Quizá (sucede tantas veces) el desarrollo urbano lleva a ocupar esa parcela. No hace falta pensar mal. No hay que decir que ha sido la especulación. Puede que sí, pero quizá no. Puede que se trate de instalar una nueva fábrica, por ejemplo. Algo que en general todos vemos bien. Pero lo cierto es que con ese proyecto la casa debe desaparecer. No parece lógico condicionar una nueva implantación industrial a las ocupaciones dispersas que se hayan podido construir. Es posible que no haya otro sitio donde ubicarla.
¿Y entonces? La ley de expropiación contempla, desde hace décadas, el denominado “premio de afección”: una compensación sobre su valor real (en torno al 5%), que pretende compensar el dolor (llamémosle dolor) por tener que desprenderse de algo que, más allá de su valor económico, se lleva también recuerdos, sentimientos, algo del pasado, de la niñez y la inocencia. Pero que, se dice, quizá no debería aplicarse cuando las construcciones son ilegales.
Y desde aquí hay que señalar que no puede dejar de valorarse lo que significan estas construcciones. Cuya demolición no se paga con dinero. Me refiero a la afección, sí. Ni el 5 ni el 100%. Porque, aunque solo sea por empatía, por intentar entender los sentimientos que contiene esa casa, la administración también podría contemplar lo que se lleva por delante. Probablemente por una buena causa, pero sin arrasar. (Algo que, por cierto, ya se hace en lo que gestiona el Ayuntamiento).
Paco Roca ha publicado un libro extraordinario, titulado La casa (Astiberri Ed., 2015: gracias, Cristina) en el que se cuenta la historia y el sueño de quien deseaba “una casa donde poder reunirse y disfrutar de la familia”. Que remató, para las cenas al aire libre, con una pérgola hecha “con tubos de PVC rellenos de cemento, con somieres viejos”. Pocos libros dan cuenta mejor que éste del significado (profundo, vital) de la casa.

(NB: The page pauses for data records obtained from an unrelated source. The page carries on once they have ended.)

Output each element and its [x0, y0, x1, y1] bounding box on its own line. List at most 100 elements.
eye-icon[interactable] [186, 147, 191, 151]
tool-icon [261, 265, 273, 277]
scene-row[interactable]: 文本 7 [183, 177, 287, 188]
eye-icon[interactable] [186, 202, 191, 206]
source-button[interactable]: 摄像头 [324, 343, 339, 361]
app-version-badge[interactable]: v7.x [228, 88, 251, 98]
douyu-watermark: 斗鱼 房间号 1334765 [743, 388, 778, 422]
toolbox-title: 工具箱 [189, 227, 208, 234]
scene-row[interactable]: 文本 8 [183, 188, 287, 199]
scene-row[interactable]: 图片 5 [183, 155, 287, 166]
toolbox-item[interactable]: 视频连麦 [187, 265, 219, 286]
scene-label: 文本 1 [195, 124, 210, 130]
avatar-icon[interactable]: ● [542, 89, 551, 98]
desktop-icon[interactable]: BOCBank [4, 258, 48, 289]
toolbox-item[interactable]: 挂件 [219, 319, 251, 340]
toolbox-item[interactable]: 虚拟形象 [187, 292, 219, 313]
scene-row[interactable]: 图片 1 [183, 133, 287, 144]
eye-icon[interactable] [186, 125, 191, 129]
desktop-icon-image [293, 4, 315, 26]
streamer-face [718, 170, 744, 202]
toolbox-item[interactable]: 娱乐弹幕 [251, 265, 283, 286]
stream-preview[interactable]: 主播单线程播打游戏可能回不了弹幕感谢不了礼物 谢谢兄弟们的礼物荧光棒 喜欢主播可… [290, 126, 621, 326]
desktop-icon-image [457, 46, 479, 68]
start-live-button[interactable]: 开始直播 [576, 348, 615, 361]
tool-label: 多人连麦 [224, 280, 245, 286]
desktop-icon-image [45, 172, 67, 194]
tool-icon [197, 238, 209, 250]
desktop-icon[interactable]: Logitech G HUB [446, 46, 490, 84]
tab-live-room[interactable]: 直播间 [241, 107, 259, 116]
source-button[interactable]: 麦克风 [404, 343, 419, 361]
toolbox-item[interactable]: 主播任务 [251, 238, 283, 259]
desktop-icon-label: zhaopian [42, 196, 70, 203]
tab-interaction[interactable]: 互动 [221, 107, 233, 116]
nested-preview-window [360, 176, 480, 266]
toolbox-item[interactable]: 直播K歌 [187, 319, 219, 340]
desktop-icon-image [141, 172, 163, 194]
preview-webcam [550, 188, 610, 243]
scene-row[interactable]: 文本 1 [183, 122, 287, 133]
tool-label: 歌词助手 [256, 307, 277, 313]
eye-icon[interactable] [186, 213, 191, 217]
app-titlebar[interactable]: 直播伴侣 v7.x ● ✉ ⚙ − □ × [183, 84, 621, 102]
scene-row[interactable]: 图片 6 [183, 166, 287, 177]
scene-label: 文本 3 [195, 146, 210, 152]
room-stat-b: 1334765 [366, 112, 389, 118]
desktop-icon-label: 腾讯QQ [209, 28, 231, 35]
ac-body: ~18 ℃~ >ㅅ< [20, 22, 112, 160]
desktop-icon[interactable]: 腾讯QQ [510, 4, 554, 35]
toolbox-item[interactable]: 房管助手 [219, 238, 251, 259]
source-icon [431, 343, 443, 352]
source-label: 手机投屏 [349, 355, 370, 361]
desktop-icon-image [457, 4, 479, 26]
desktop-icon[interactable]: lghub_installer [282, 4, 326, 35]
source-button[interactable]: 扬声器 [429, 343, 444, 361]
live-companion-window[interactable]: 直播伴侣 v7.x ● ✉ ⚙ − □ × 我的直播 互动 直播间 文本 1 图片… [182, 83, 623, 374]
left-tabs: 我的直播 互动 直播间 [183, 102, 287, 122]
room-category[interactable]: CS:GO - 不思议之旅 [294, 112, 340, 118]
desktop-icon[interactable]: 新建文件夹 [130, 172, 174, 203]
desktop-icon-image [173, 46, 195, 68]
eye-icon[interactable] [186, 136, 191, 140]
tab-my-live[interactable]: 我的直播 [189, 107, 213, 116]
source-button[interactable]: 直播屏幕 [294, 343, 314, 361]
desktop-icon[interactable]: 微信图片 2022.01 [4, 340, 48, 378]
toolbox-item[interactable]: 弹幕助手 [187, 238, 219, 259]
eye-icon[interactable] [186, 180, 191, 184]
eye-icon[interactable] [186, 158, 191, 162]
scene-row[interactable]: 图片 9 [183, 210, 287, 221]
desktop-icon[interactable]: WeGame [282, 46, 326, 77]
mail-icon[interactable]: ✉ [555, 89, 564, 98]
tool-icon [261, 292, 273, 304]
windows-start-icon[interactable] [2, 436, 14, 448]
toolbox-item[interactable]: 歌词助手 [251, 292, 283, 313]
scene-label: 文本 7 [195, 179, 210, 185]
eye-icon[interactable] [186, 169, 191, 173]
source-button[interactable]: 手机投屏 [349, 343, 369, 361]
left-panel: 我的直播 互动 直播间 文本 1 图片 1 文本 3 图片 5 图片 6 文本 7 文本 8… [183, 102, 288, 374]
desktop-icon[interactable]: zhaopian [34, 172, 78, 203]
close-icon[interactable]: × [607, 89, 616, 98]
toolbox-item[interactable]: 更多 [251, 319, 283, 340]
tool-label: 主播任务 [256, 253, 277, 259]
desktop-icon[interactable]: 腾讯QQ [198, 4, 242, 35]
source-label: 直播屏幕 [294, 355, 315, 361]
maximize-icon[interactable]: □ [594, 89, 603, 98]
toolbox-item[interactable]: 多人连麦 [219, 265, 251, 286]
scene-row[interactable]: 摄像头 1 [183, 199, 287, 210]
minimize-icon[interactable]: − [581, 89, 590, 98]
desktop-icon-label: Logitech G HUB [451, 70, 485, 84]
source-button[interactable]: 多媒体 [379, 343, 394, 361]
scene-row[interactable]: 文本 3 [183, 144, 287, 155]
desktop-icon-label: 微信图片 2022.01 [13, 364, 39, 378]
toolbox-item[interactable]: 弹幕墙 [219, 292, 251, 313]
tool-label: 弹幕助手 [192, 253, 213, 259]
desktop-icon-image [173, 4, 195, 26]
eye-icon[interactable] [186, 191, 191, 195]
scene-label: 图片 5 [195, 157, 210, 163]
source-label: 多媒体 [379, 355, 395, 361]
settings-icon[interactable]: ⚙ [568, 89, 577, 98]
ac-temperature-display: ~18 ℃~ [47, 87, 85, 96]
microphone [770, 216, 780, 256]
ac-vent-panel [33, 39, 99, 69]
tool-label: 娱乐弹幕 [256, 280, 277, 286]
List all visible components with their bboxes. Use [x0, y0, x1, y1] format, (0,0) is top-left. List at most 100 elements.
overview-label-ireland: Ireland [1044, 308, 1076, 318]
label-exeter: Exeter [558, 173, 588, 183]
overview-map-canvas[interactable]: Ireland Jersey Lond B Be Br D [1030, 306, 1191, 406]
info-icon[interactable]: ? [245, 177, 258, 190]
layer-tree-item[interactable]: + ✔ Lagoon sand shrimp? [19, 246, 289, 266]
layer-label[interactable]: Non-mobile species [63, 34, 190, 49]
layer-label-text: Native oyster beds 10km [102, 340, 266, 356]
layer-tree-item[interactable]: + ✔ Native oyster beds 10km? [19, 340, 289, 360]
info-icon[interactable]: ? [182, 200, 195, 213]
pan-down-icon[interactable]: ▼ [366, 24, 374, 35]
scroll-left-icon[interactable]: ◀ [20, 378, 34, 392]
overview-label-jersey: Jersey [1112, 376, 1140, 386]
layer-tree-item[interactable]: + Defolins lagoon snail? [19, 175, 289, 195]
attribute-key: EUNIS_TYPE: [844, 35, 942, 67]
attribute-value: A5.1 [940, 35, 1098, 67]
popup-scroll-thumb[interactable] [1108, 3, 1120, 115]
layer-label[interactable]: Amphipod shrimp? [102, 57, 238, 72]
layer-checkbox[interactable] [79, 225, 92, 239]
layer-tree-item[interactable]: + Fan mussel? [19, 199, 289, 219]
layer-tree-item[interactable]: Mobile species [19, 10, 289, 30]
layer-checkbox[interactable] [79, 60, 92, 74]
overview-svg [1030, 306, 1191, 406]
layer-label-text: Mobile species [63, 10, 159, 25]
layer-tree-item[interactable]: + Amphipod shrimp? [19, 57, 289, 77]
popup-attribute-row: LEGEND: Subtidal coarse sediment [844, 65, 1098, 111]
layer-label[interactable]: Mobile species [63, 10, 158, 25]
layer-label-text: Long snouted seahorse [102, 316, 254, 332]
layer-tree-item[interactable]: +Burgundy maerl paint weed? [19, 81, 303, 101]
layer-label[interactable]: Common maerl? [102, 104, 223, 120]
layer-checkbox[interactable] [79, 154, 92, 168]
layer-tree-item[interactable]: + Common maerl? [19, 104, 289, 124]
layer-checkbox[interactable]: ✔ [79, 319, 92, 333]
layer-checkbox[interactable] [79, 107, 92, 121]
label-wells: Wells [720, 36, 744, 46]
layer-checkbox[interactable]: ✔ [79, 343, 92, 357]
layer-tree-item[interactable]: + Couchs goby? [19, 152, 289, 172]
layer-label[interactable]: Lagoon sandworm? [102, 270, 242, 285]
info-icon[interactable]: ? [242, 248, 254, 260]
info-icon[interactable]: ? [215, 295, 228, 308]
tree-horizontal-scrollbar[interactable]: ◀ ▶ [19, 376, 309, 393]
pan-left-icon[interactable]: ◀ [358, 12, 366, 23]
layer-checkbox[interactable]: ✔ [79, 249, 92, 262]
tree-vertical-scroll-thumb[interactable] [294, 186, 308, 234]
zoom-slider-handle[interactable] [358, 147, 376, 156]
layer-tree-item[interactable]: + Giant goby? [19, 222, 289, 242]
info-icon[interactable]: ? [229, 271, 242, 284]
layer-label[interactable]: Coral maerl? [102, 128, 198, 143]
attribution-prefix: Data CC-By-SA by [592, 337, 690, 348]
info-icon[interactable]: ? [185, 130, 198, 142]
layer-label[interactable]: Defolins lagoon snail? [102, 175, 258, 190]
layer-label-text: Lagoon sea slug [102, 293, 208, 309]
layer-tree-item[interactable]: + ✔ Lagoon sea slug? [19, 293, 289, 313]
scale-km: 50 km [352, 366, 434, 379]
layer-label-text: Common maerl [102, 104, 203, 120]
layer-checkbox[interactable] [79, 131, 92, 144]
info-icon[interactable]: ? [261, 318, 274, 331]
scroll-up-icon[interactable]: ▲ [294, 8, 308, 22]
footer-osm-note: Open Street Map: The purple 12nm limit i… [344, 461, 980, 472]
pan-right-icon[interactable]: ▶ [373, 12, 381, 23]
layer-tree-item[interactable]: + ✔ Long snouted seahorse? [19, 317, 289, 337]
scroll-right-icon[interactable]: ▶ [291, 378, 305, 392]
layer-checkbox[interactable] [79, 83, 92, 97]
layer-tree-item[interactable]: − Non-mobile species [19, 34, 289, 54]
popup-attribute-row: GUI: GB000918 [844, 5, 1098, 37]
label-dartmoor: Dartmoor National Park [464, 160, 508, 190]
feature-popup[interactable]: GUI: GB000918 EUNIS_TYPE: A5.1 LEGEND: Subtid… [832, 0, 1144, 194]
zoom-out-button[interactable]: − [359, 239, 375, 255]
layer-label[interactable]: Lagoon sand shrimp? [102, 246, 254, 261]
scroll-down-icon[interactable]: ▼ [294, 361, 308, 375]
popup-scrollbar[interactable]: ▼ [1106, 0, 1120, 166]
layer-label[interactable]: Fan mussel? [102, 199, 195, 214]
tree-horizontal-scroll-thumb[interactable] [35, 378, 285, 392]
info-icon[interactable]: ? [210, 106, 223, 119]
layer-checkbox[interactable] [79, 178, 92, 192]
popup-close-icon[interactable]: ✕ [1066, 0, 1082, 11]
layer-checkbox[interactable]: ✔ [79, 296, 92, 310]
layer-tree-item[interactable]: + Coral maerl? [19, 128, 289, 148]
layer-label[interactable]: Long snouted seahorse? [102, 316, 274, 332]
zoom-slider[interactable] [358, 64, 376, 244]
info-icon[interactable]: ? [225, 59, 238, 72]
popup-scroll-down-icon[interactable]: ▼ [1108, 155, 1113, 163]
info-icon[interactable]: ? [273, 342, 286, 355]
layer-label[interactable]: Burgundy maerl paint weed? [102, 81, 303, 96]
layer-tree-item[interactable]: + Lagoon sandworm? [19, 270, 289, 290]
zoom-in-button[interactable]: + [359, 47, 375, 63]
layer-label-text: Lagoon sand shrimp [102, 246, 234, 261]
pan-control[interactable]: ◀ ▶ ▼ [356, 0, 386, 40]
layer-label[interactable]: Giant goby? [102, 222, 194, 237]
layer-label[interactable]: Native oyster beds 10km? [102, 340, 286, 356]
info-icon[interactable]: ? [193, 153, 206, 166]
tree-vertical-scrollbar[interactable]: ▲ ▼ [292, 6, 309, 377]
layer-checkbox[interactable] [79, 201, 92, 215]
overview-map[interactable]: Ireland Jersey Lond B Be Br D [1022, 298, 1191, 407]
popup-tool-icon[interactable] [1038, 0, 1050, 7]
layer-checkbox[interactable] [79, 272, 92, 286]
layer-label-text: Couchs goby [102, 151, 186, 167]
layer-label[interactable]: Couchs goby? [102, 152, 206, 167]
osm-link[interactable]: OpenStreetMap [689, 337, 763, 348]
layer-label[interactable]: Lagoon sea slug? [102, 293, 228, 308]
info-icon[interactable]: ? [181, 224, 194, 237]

He querido revisar el inmenso volumen de Daniel Torres que lleva el mismo título, La casa (Norma Ed., 2015). Y que se subtitula “Crónica de una conquista”. Como el anterior: todo cómic. Que consiste en una colección de historias sobre la vivienda desde “la primera aldea” (en el libro: 1200 años a.d.C., aunque las hay más viejas) hasta “la casa que viene”, en el cap. 26. Con 600 páginas de dibujos sobre la evolución de la vivienda. Podríamos decir: de la evolución del hogar. Que nos permite entender mejor, en su historia larga, todas las casas del mundo.
Pero retengamos lo que nos llama ahora: la vida en torno a una casa familiar. Con sus idas y venidas. Una realidad cotidiana y emocionante. (Agradezco a Cristina que me haya hecho llegar este precioso libro. Y a Noemí su historia personal).
(Imagen: las dos portadas de La casa).